A seca é um dos sintomas mais negativos das mudanças climáticas em curso no planeta. Graças à sua capacidade de armazenar água, as árvores e os bosques podem fortalecer a resiliência dos povos em relação a estiagens.
Desmatamento diminuiu na América Latina e no Caribe, mas perdas anuais de território florestal continuam acima da média mundial

A FAO alertou os países da América Latina e do Caribe para os riscos do desmatamento. Para a agência da ONU, o manejo florestal responsável é uma ferramenta importante para melhorar a quantidade e a qualidade da água disponível para o uso humano.

De acordo com a Organização, o desmatamento registrou quedas consistentes.
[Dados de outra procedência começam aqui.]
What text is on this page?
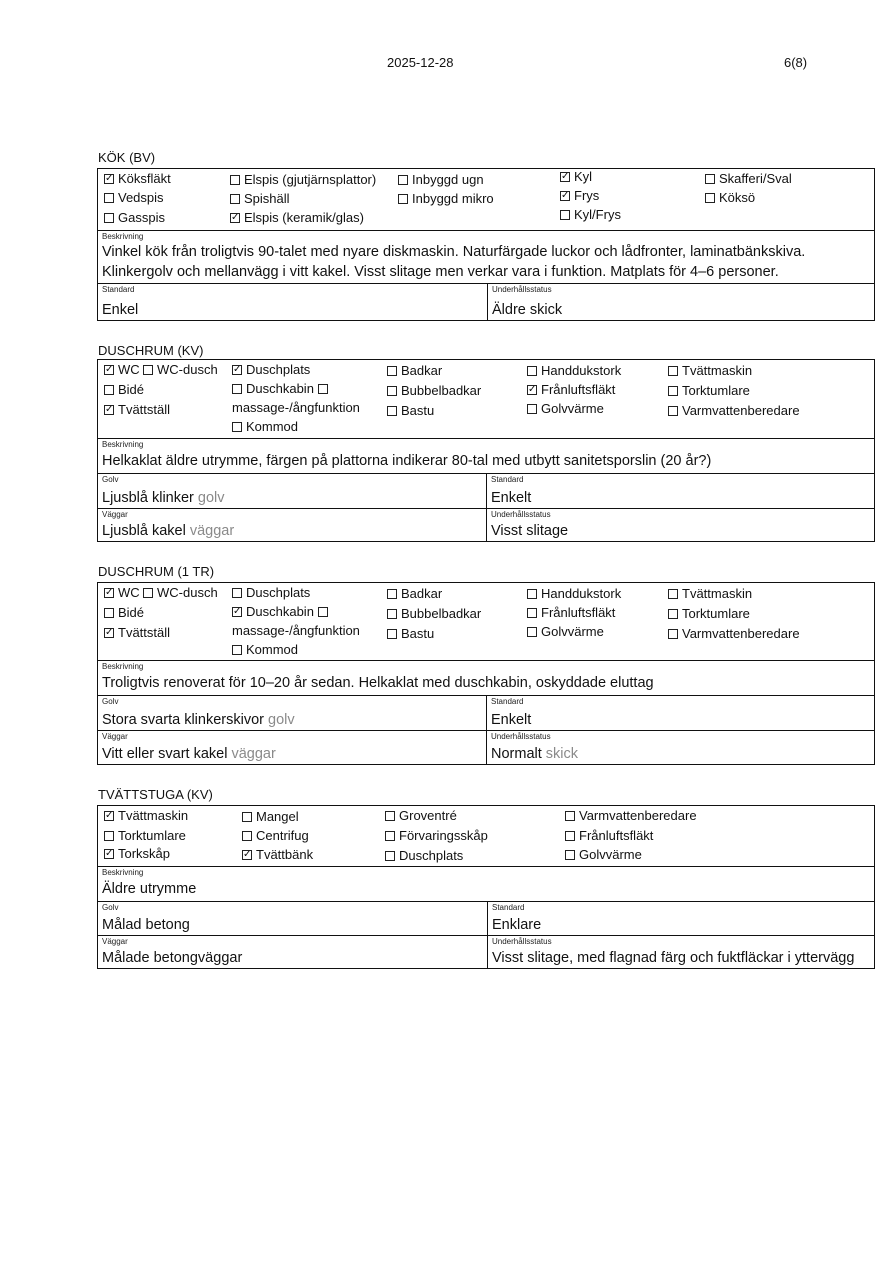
2025-12-28	6(8)
KÖK (BV)
✓Köksfläkt
Vedspis
Gasspis
Elspis (gjutjärnsplattor)
Spishäll
✓Elspis (keramik/glas)
Inbyggd ugn
Inbyggd mikro
✓Kyl
✓Frys
Kyl/Frys
Skafferi/Sval
Köksö
Beskrivning
Vinkel kök från troligtvis 90-talet med nyare diskmaskin. Naturfärgade luckor och lådfronter, laminatbänkskiva.
Klinkergolv och mellanvägg i vitt kakel. Visst slitage men verkar vara i funktion. Matplats för 4–6 personer.
Standard
Enkel
Underhållsstatus
Äldre skick
DUSCHRUM (KV)
✓WC	WC-dusch
Bidé
✓Tvättställ
✓Duschplats
Duschkabin
massage-/ångfunktion
Kommod
Badkar
Bubbelbadkar
Bastu
Handdukstork
✓Frånluftsfläkt
Golvvärme
Tvättmaskin
Torktumlare
Varmvattenberedare
Beskrivning
Helkaklat äldre utrymme, färgen på plattorna indikerar 80-tal med utbytt sanitetsporslin (20 år?)
Golv
Ljusblå klinker golv
Standard
Enkelt
Väggar
Ljusblå kakel väggar
Underhållsstatus
Visst slitage
DUSCHRUM (1 TR)
✓WC	WC-dusch
Bidé
✓Tvättställ
Duschplats
✓Duschkabin
massage-/ångfunktion
Kommod
Badkar
Bubbelbadkar
Bastu
Handdukstork
Frånluftsfläkt
Golvvärme
Tvättmaskin
Torktumlare
Varmvattenberedare
Beskrivning
Troligtvis renoverat för 10–20 år sedan. Helkaklat med duschkabin, oskyddade eluttag
Golv
Stora svarta klinkerskivor golv
Standard
Enkelt
Väggar
Vitt eller svart kakel väggar
Underhållsstatus
Normalt skick
TVÄTTSTUGA (KV)
✓Tvättmaskin
Torktumlare
✓Torkskåp
Mangel
Centrifug
✓Tvättbänk
Groventré
Förvaringsskåp
Duschplats
Varmvattenberedare
Frånluftsfläkt
Golvvärme
Beskrivning
Äldre utrymme
Golv
Målad betong
Standard
Enklare
Väggar
Målade betongväggar
Underhållsstatus
Visst slitage, med flagnad färg och fuktfläckar i yttervägg
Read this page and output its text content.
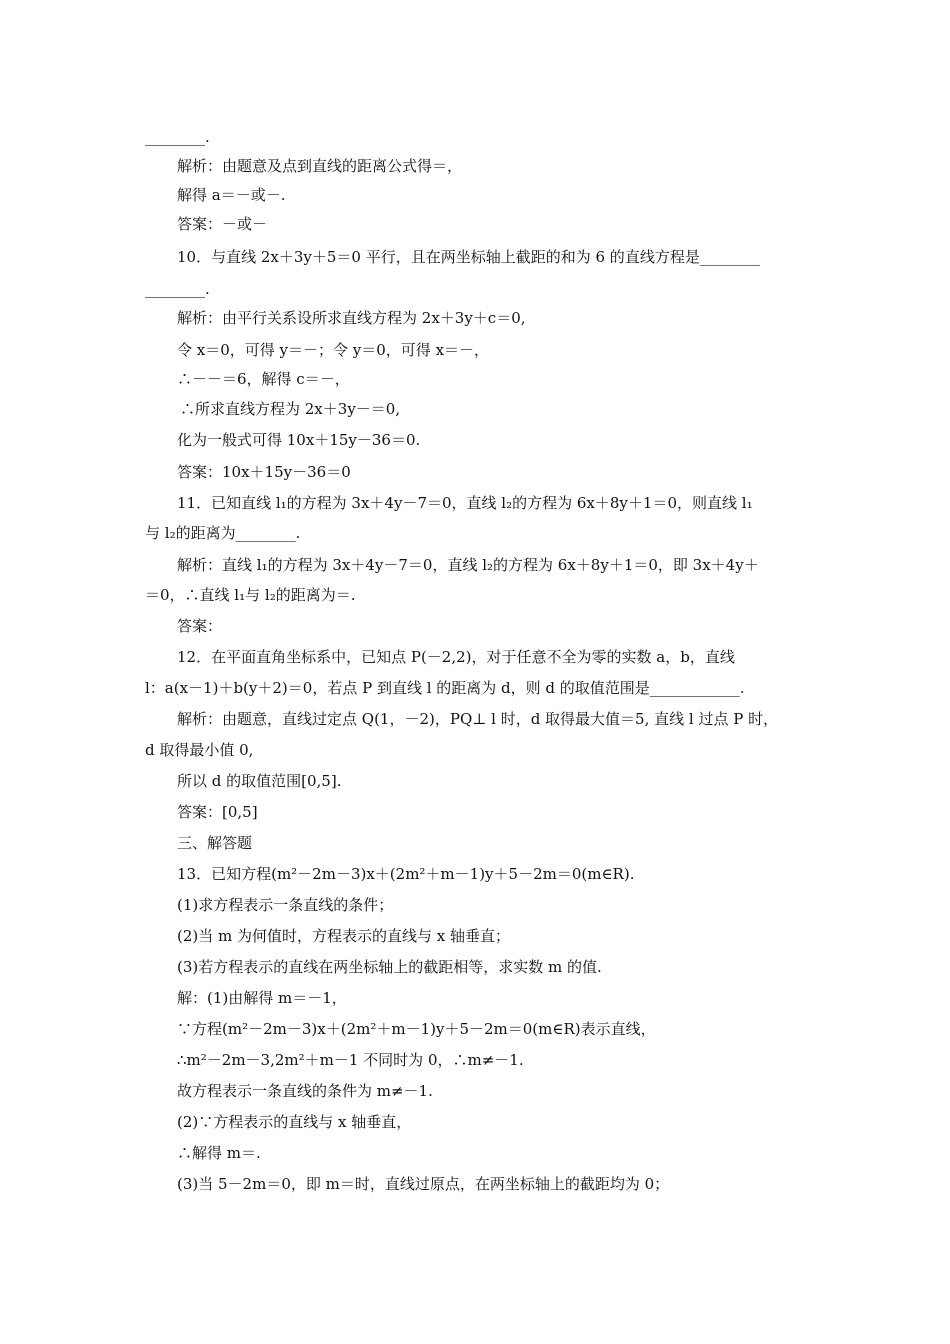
________.
解析：由题意及点到直线的距离公式得＝，
解得 a＝－或－.
答案：－或－
10．与直线 2x＋3y＋5＝0 平行，且在两坐标轴上截距的和为 6 的直线方程是________
________.
解析：由平行关系设所求直线方程为 2x＋3y＋c＝0,
令 x＝0，可得 y＝－；令 y＝0，可得 x＝－，
∴－－＝6，解得 c＝－，
∴所求直线方程为 2x＋3y－＝0,
化为一般式可得 10x＋15y－36＝0.
答案：10x＋15y－36＝0
11．已知直线 l₁的方程为 3x＋4y－7＝0，直线 l₂的方程为 6x＋8y＋1＝0，则直线 l₁
与 l₂的距离为________.
解析：直线 l₁的方程为 3x＋4y－7＝0，直线 l₂的方程为 6x＋8y＋1＝0，即 3x＋4y＋
＝0，∴直线 l₁与 l₂的距离为＝.
答案：
12．在平面直角坐标系中，已知点 P(－2,2)，对于任意不全为零的实数 a，b，直线
l：a(x－1)＋b(y＋2)＝0，若点 P 到直线 l 的距离为 d，则 d 的取值范围是____________.
解析：由题意，直线过定点 Q(1，－2)，PQ⊥ l 时，d 取得最大值＝5, 直线 l 过点 P 时，
d 取得最小值 0,
所以 d 的取值范围[0,5].
答案：[0,5]
三、解答题
13．已知方程(m²－2m－3)x＋(2m²＋m－1)y＋5－2m＝0(m∈R).
(1)求方程表示一条直线的条件；
(2)当 m 为何值时，方程表示的直线与 x 轴垂直；
(3)若方程表示的直线在两坐标轴上的截距相等，求实数 m 的值.
解：(1)由解得 m＝－1，
∵方程(m²－2m－3)x＋(2m²＋m－1)y＋5－2m＝0(m∈R)表示直线，
∴m²－2m－3,2m²＋m－1 不同时为 0，∴m≠－1.
故方程表示一条直线的条件为 m≠－1.
(2)∵方程表示的直线与 x 轴垂直，
∴解得 m＝.
(3)当 5－2m＝0，即 m＝时，直线过原点，在两坐标轴上的截距均为 0；
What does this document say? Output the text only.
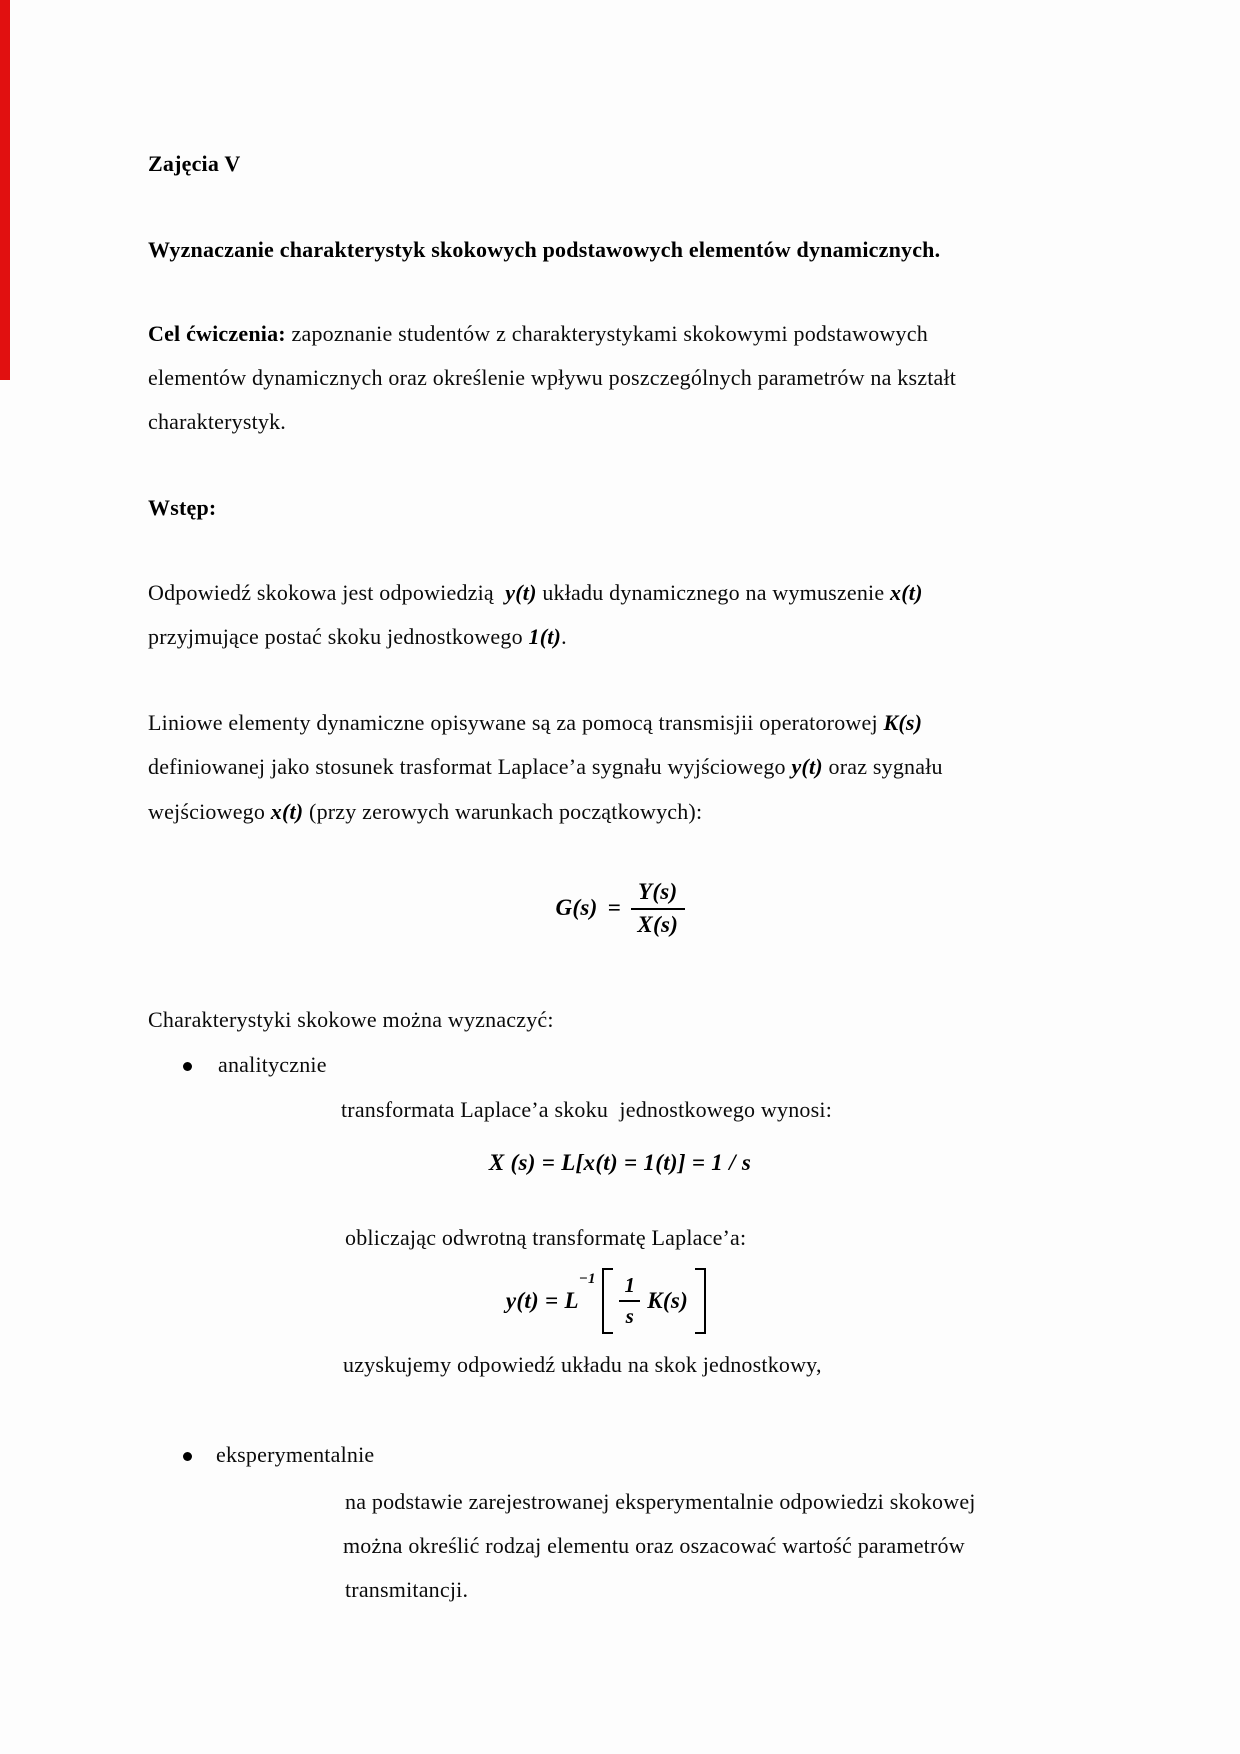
Zajęcia V
Wyznaczanie charakterystyk skokowych podstawowych elementów dynamicznych.
Cel ćwiczenia: zapoznanie studentów z charakterystykami skokowymi podstawowych
elementów dynamicznych oraz określenie wpływu poszczególnych parametrów na kształt
charakterystyk.
Wstęp:
Odpowiedź skokowa jest odpowiedzią  y(t) układu dynamicznego na wymuszenie x(t)
przyjmujące postać skoku jednostkowego 1(t).
Liniowe elementy dynamiczne opisywane są za pomocą transmisjii operatorowej K(s)
definiowanej jako stosunek trasformat Laplace’a sygnału wyjściowego y(t) oraz sygnału
wejściowego x(t) (przy zerowych warunkach początkowych):
$G(s) = \frac{Y(s)}{X(s)}$
Charakterystyki skokowe można wyznaczyć:
analitycznie
transformata Laplace’a skoku  jednostkowego wynosi:
X (s) = L[x(t) = 1(t)] = 1 / s
obliczając odwrotną transformatę Laplace’a:
y(t) = L
$-1 \frac{1}{s} K(s)$
uzyskujemy odpowiedź układu na skok jednostkowy,
eksperymentalnie
na podstawie zarejestrowanej eksperymentalnie odpowiedzi skokowej
można określić rodzaj elementu oraz oszacować wartość parametrów
transmitancji.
Entre 1990 e 2000, em média, 4,5 milhões de hectares eram perdidos por ano. Já entre 2010 e 2015, essas perdas caíram para 2,18 milhões de hectares, principalmente devido à redução do desflorestamento no Brasil, no Cone Sul e na região mesoamericana.

O Caribe tem registrado um crescimento nas áreas florestais em locais que antes eram plantações da cana de açúcar e outras terras agrícolas. No resto da América Latina, porém, apenas Chile, Costa Rica e Uruguai apresentaram uma expansão das terras ocupadas por florestas.

Apesar de alguns avanços, a região continua com médias de desmatamento acima das taxas globais, o que ameaça os ciclos hídricos dos países.
Consumo de água dobrou na região; mudanças climáticas afetarão florestas e, consequentemente, disponibilidade de recursos hídricos

Segundo a FAO, nas três últimas décadas, a extração de água duplicou na América Latina e no Caribe. Em média, na região, o setor agrícola e, especialmente, a agricultura irrigada utilizam a maior parte dos recursos hídricos, sendo responsáveis por 70% do consumo. Uso doméstico responde por 20% e indústria, por 10%.

Esse ritmo de crescimento do consumo foi muito superior ao do resto do mundo, de acordo com a avaliação da FAO. A agência enfatizou que o volume de água disponível no futuro, porém, poderá ser altamente afetado por transformações do clima, principalmente por conta da redução das terras florestais na região.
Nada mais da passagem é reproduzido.